The project realised from the beginning that young fathers are often forgotten: “It’s really hard for the young fathers to be identified as a young father, even statistically, because it’s not recorded anywhere. Unless they are actually in a relationship with the mother – or the mother has given consent to have their name recorded on the birth cert – it can be really difficult for the young father to play a role automatically in their child’s life,” said Tracy.
FamiliBase has carried out research to identify the needs of young fathers. They found men lacked information on how to access their children and how to work through the legal system. As Skerrett said, “a lot of young men just don’t know how to go about getting access to their children”.
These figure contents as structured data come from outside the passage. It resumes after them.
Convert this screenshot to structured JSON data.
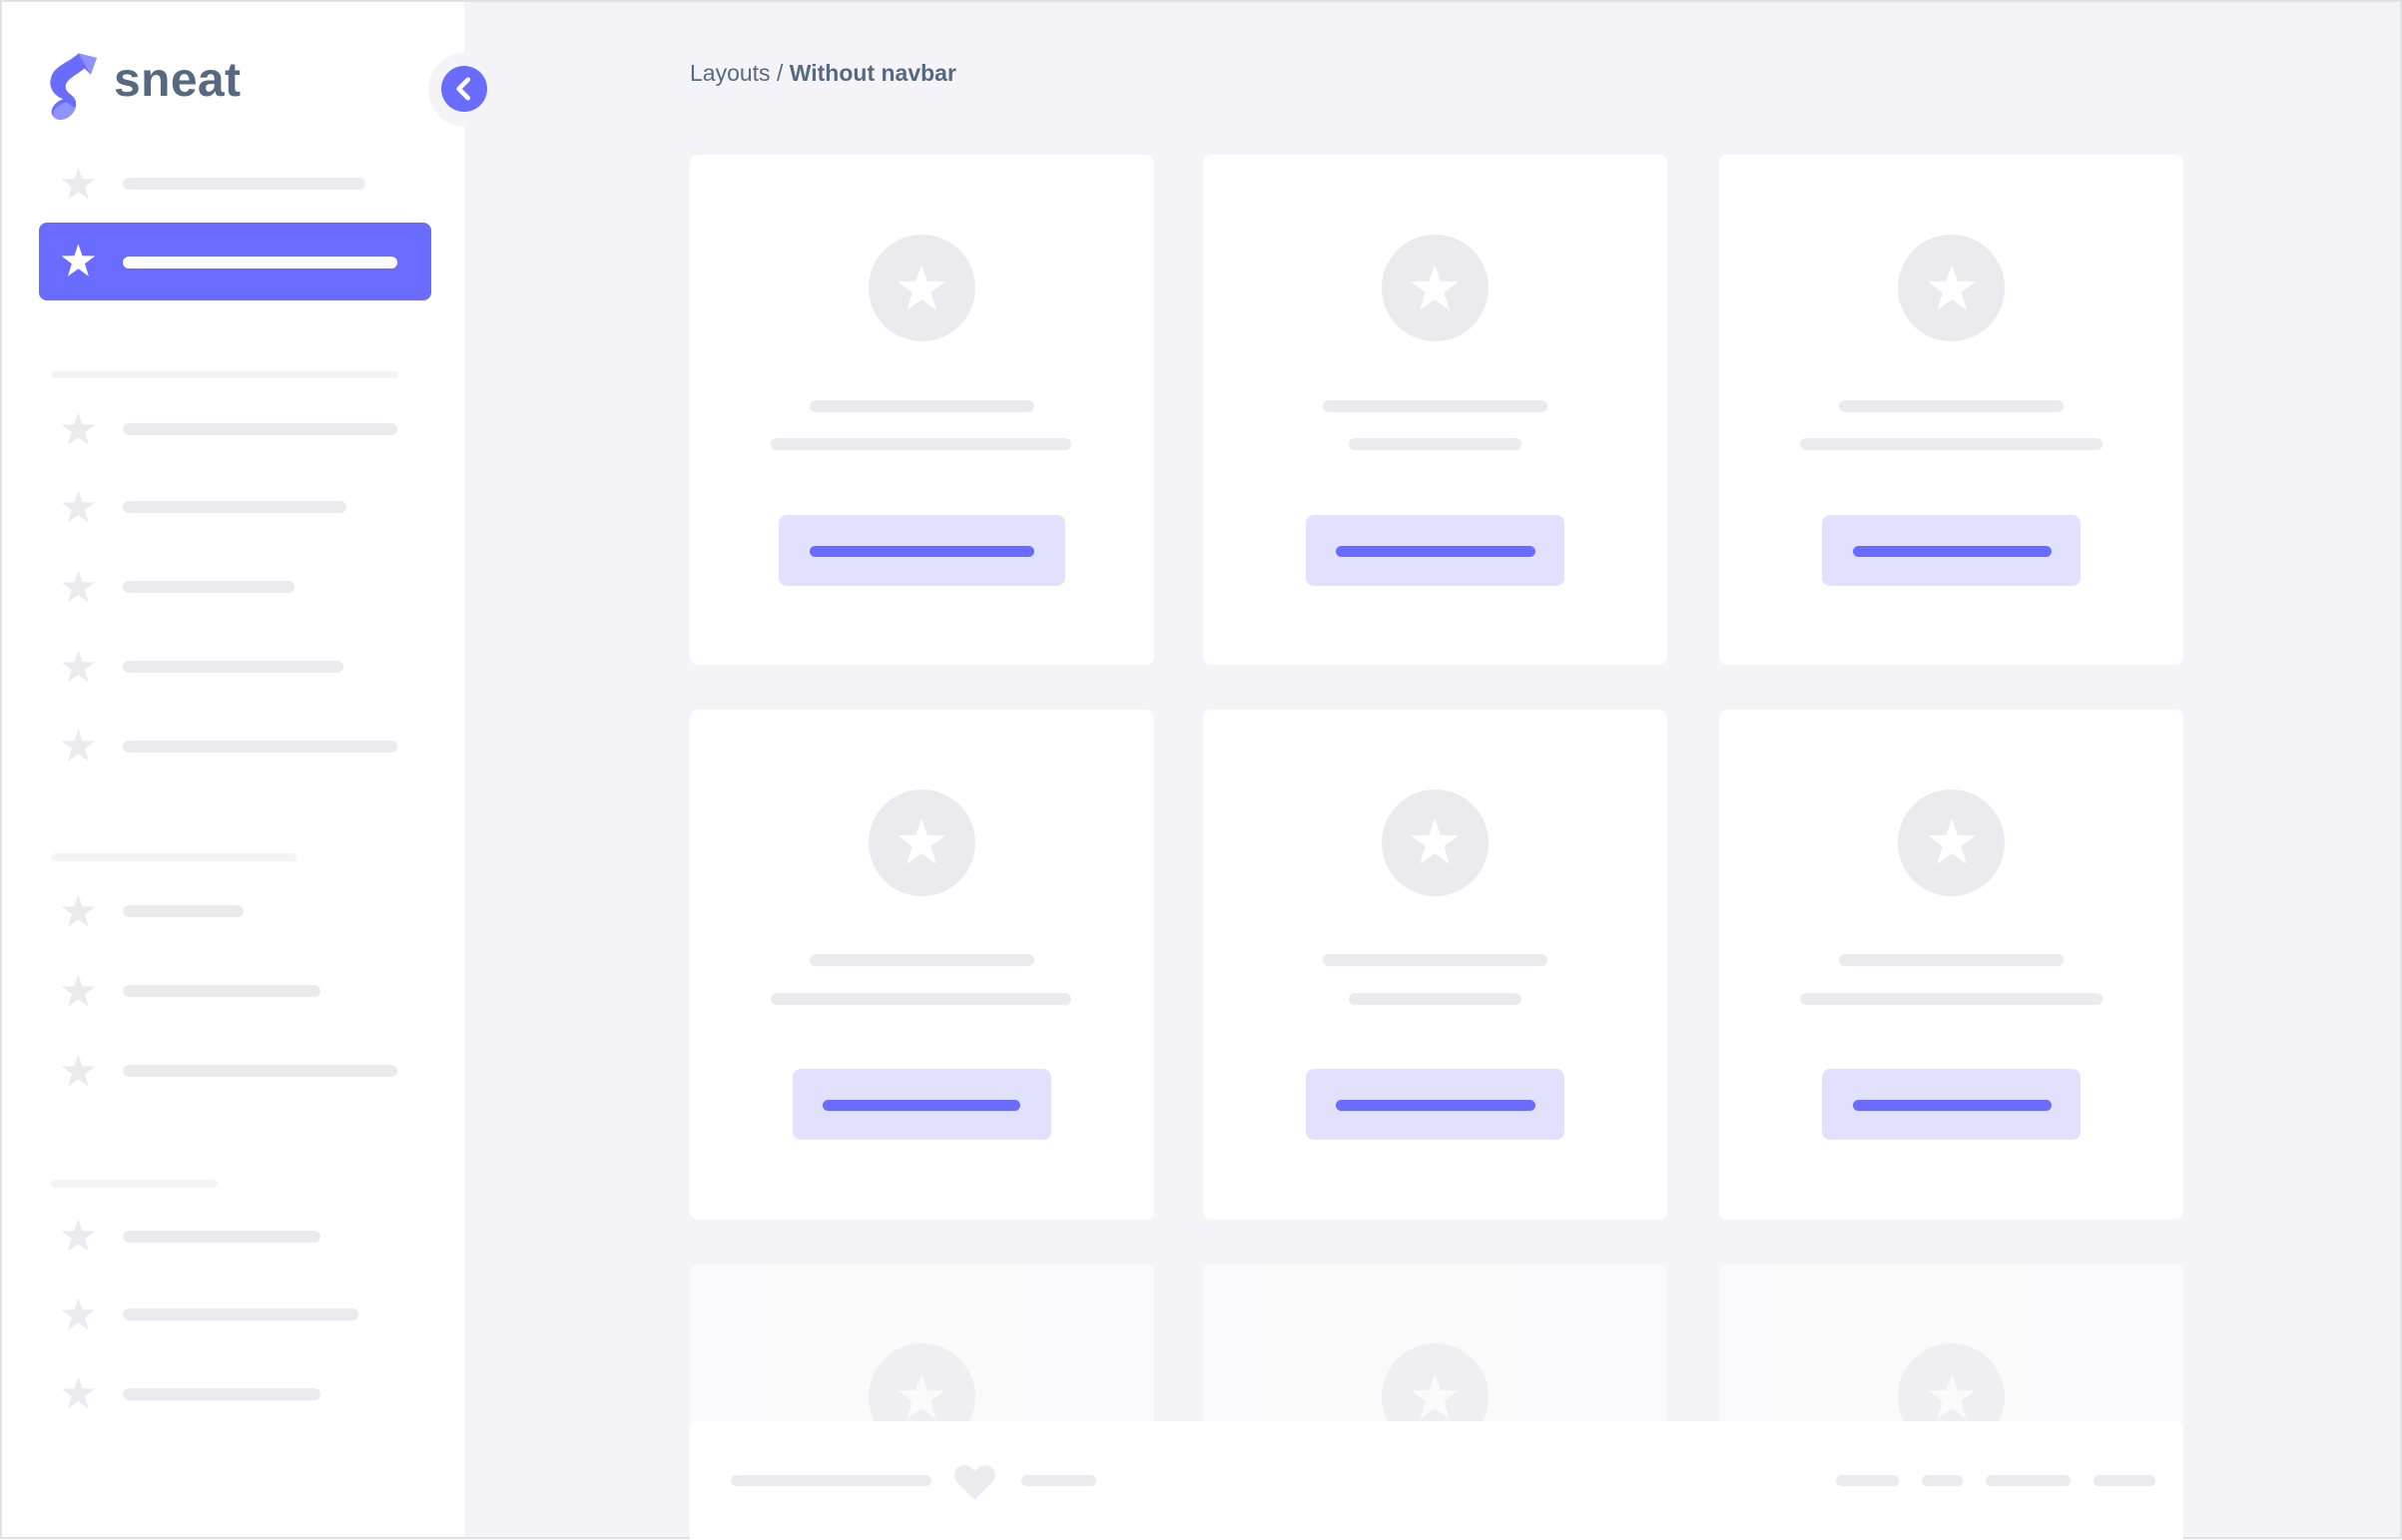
{
  "sidebar": {
    "logo_text": "sneat",
    "collapse_icon": "chevron-left-icon",
    "menu_icon": "star-icon"
  },
  "breadcrumb": {
    "parent": "Layouts",
    "separator": " / ",
    "current": "Without navbar"
  },
  "footer": {
    "icon": "heart-icon"
  },
  "colors": {
    "primary": "#696cff",
    "primary_light": "#e1e1fd",
    "text": "#566a7f",
    "background": "#f4f4f8",
    "placeholder": "#ebebef"
  }
}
Their research also found there was a strong need for peer support, and that mental health issues were impacting young fathers.
FamiliBase were determined to rise to the challenge. Working with Paul O’Shaughnessy of Cherry Orchard Youth Services, and Derek Ahern, sports development officer with Dublin City Council, they set up a Ballyfermot young fathers group. The group provides a place where teen fathers come together and learn from each other.
Older fathers share their experiences with younger members and the group promotes a positive attitude to mental health. Regular hikes and cycles across the country build up to some impressive yearly events. For example, members of the group successfully scaled Ben Nevis in Scotland one year, and they walked the Camino de Santiago in Spain the next.
Perhaps the most anticipated event, however, is the family day where, once a year, FamiliBase workers help fathers and their children spend a night away together.
“But, whatever the activity is, the group keeps costs low,” Skerrett said.
While building team spirit and individual resilience, the group aims to show parents that they can enjoy time with their children without spending much money.
As Skerrett pointed out, “a lot of our young dads worry [that] when they have access, because of the cost of everything, that they can’t do anything with their children.”
The activities the group engages in help them to see that money is not always necessary.
While the group has been very successful in Ballyfermot, Skerrett realises the impact has been relatively small. “There are a lot of young fathers out there who aren’t getting support and who aren’t being recognised,” she said. “They are facing a lot of the problems that the young dads we work with have faced. But they’re doing it alone. And they’re doing it silently.”
Helping these young people is vital, not just for themselves, but “to ensure the best possible outcome for their child”.